Are you close to him physically? Could you give him a beating?
posted by claudius at 6:32 PM on October 1, 2006 [4 favorites]


No-retaliation is best, for the reasons described above. You don't want this to escalate and eat up more of your time than it already has; trying to "teach a lesson to" the person you're dealing with is just wasting your precious energy. This goes triple if this jerk can get any of your real world identifying information.

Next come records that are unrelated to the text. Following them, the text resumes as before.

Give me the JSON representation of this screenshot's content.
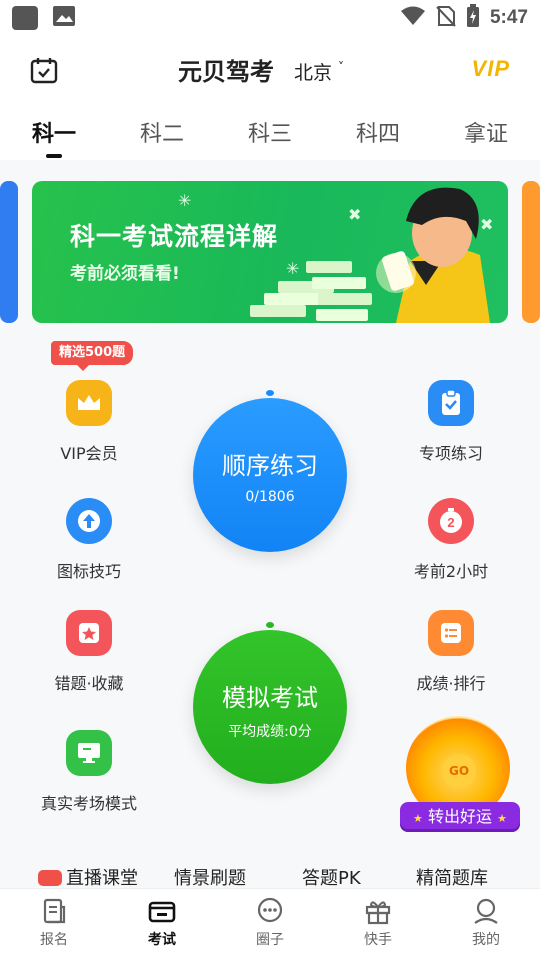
{
  "status_bar": {
    "time": "5:47"
  },
  "header": {
    "title": "元贝驾考",
    "city": "北京",
    "vip_logo": "VIP"
  },
  "tabs": [
    {
      "label": "科一",
      "active": true
    },
    {
      "label": "科二"
    },
    {
      "label": "科三"
    },
    {
      "label": "科四"
    },
    {
      "label": "拿证"
    }
  ],
  "banner": {
    "title": "科一考试流程详解",
    "subtitle": "考前必须看看!"
  },
  "badge": "精选500题",
  "tiles": {
    "vip": "VIP会员",
    "topic": "专项练习",
    "sign": "图标技巧",
    "last2h": "考前2小时",
    "mistakes": "错题·收藏",
    "ranking": "成绩·排行",
    "real_exam": "真实考场模式"
  },
  "order_practice": {
    "title": "顺序练习",
    "progress": "0/1806"
  },
  "mock_exam": {
    "title": "模拟考试",
    "avg_score": "平均成绩:0分"
  },
  "lottery": {
    "button": "转出好运",
    "go": "GO"
  },
  "quick_links": [
    "直播课堂",
    "情景刷题",
    "答题PK",
    "精简题库"
  ],
  "bottom_nav": [
    {
      "label": "报名"
    },
    {
      "label": "考试",
      "active": true
    },
    {
      "label": "圈子"
    },
    {
      "label": "快手"
    },
    {
      "label": "我的"
    }
  ],
  "colors": {
    "order_blue": "#1a8cff",
    "mock_green": "#28b923",
    "vip_gold": "#f5b400",
    "badge_red": "#f0504a"
  }
}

(But if you really feel the need to retaliate, keep it very gentle. Eg, hack into his account on the relevant board, and post a couple of silly messages. Eg: "How can I contact Polla Abdul from Armeicon Idol I luv her" or something similarly harmless but likely to embarrass a little. Don't change the guy's password or anything, just leave it at that. And cut off all contact with him.)
posted by LobsterMitten at 6:49 PM on October 1, 2006


If your friend can hack back into your account, and you are prepared to take it to the next level, have your friend hack into his account and do the same thing. Then, when you get his address book, send a little note describing what a bum he is. Then never bring it up again.
posted by JohnnyGunn at 6:51 PM on October 1, 2006


And, needless to say, be sure all your accts have good, different passwords on them (6 or more characters, some letters, some non-letter characters, and not a dictionary word, not something significant from your life like your birthdate).
posted by LobsterMitten at 6:57 PM on October 1, 2006


Maybe I'm just being a pisser here, but how are you certain that this person is the one who changed your email account information? How would he/she have had access to the right information to do this?
posted by delfuego at 7:11 PM on October 1, 2006


script kiddie is not a term that refers to age but skillset and since you're obviously not using a secure password, you might want to go easy on the name calling.

that being said, look for inspiration here.
posted by krautland at 9:46 PM on October 1, 2006


that being said, look for inspiration here.

The end seriously makes me squirm and wonder if I've ever pissed off someone enough to have them do that.

posted by gregschoen at 1:33 AM on October 2, 2006


You should probably forget about it. I used to administer a MUD and had to deal with a certain percentage of poster children for post-partum abortion all the time. It used to really get me worked up until one of them explained why they do it: Infuriating me or anybody else was like taking over a tiny part of my brain. Learn a lesson from this:

1) Use better passwords
2) Don't ever fill in the security questions or if you're required because of the assinine software fill it with truly random information. If I really want to anybody can find out your birthdate, the street you were born on, your mom and dad's name etc.